For the past three decades, the Diversity Visa Program has awarded a path to legal permanent residence to about 55,000 people each year from countries with low levels of immigration to the U.S. Each applicant has a less than 1% chance of winning a green card.
The U.S. government must process the applications of lottery winners before the end of the fiscal year on Sept. 30, or else the winners will lose their shot at a green card.
Winning the lottery is already a stretch. Millions of people sign up each year, and only up to 55,000 visas are awarded. The chance of getting a winning ticket is infinitesimal, and from there, they must wait in a line for a consular interview. Even in a typical year, not everyone will get one before the U.S. runs out of visas for the year.
More than 20,000 people have sued after they were declared winners of the visa lottery and turned in the required paperwork but never got an interview or a shot at coming to the United States. The government has issued about a quarter of the visas allotted for the fiscal year ending in September after processing was halted during the coronavirus pandemic and then resumed at a much slower pace as other visa applications got priority, their attorneys said.

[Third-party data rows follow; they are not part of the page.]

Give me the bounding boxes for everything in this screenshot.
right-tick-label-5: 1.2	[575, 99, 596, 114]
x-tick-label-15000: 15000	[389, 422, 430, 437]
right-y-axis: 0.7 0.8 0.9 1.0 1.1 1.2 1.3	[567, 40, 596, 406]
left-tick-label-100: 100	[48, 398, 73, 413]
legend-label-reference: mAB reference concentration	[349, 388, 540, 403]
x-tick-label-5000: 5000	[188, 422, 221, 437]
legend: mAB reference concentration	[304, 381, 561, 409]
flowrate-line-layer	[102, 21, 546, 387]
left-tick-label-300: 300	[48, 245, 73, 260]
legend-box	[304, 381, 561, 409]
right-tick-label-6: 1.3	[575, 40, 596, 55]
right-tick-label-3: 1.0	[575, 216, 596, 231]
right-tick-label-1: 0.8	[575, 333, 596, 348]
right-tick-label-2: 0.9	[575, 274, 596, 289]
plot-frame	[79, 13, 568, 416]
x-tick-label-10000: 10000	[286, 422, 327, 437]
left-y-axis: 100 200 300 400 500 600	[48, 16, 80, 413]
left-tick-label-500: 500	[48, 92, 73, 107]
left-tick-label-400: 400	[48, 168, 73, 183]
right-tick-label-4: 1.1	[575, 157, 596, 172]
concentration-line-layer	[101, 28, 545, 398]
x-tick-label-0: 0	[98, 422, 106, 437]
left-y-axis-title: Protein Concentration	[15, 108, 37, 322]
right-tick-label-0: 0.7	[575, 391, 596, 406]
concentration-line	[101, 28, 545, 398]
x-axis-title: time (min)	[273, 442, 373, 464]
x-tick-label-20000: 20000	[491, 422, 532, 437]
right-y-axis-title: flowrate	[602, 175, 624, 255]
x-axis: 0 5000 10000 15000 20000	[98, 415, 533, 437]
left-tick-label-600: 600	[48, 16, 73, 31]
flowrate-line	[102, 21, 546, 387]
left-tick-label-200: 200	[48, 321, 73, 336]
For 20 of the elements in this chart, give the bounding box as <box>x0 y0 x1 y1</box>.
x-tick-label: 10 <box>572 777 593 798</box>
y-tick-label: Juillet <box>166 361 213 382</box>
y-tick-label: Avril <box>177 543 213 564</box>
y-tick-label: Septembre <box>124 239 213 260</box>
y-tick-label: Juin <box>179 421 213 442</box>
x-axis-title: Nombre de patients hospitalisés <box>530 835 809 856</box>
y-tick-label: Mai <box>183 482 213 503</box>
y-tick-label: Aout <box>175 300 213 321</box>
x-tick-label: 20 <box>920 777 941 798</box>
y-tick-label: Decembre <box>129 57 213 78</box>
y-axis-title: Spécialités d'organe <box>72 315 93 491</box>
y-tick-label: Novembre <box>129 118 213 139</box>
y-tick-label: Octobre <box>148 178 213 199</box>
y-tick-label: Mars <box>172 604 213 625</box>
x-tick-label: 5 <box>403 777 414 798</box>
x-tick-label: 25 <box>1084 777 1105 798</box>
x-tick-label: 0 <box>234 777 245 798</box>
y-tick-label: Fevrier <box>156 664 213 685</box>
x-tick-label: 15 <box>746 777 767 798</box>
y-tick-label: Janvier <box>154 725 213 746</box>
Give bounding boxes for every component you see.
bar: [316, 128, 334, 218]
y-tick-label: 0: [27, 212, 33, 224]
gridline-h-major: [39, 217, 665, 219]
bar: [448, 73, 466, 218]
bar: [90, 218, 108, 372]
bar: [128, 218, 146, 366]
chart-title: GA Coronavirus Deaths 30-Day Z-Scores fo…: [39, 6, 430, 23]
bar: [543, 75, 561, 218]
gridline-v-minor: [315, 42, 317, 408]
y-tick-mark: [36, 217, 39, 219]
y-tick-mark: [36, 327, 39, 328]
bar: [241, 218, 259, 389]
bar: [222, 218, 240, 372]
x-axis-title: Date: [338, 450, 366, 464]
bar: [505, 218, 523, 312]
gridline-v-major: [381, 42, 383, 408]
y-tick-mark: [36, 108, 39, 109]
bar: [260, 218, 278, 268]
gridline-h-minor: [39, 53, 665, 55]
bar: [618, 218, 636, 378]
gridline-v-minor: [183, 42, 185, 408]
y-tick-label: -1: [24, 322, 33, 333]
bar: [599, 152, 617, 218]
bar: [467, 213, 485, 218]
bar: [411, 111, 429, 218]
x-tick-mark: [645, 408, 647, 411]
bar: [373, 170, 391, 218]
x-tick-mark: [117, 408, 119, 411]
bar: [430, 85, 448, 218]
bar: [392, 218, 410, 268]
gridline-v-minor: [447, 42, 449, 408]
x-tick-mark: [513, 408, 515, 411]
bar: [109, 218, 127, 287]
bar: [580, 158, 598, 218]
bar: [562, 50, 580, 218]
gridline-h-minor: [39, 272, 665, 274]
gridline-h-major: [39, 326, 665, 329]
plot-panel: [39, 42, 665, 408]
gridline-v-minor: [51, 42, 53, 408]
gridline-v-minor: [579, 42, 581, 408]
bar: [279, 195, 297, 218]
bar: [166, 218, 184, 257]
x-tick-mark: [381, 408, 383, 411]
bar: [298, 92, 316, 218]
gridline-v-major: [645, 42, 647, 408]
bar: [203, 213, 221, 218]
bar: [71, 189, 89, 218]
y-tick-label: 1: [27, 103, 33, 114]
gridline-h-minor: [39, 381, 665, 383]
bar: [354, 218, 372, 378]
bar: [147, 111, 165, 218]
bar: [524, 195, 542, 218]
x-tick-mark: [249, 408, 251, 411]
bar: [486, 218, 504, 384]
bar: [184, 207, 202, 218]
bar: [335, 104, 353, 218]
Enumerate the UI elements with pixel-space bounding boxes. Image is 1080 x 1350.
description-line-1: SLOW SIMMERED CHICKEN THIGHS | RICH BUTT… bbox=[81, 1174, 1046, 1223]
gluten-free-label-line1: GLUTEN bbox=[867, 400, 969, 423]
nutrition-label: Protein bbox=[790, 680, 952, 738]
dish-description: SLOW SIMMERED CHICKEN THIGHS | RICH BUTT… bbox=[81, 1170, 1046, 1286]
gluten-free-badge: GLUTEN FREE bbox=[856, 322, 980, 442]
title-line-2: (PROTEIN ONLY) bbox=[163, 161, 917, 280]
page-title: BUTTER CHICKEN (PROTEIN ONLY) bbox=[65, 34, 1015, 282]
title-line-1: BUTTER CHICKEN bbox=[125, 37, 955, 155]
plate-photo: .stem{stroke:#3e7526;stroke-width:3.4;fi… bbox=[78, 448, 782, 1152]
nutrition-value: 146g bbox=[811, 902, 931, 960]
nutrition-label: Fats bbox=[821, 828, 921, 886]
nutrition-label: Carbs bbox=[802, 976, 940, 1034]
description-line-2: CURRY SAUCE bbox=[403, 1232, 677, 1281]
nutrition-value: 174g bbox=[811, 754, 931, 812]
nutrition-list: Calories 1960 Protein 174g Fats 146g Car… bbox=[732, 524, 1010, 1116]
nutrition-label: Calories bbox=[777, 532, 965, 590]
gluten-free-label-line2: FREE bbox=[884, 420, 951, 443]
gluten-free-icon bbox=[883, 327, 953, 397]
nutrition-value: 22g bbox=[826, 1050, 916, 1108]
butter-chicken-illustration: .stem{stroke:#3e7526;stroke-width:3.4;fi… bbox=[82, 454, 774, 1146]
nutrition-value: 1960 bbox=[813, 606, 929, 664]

A State Department official said the pandemic led to “profound reductions” in its capacity to process visas. While embassies and consulates have been instructed to try to prioritize the lottery cases, the U.S. likely won’t issue the number of visas it could for the soon-to-be-ending fiscal year, the official said.
For years, the U.S. was largely issuing the diversity visas that were allotted, with most going to people from Africa and Europe. After the pandemic hit, the Trump administration put a freeze on many green cards issued outside of the United States, including these visas. Some of the affected lottery applicants sued, and a federal judge last year ordered the administration to reserve 9,000 diversity visas into the next year.
Curtis Lee Morrison, an immigration attorney representing thousands of diversity visa applicants, said some of his clients have sold cars and homes to pay for costs associated with the application, such as traveling to a third country for a consular interview. Applicants who are selected as winners and submit all the required paperwork showing they are eligible are still finding themselves out of luck due to the delays, he said. Morrison said clients found his firm via social media and despite the large number of plaintiffs, the suit did not have class-action status.
Attorneys for the applicants have again asked a judge to reserve visas so they don’t expire. The U.S. government opposes the move, saying setting aside a large number of visas will give the plaintiffs better odds at getting a visa than lottery winners would normally have. U.S. District Judge Amit P. Mehta in Washington said he will make a decision before the visas are set to expire Thursday.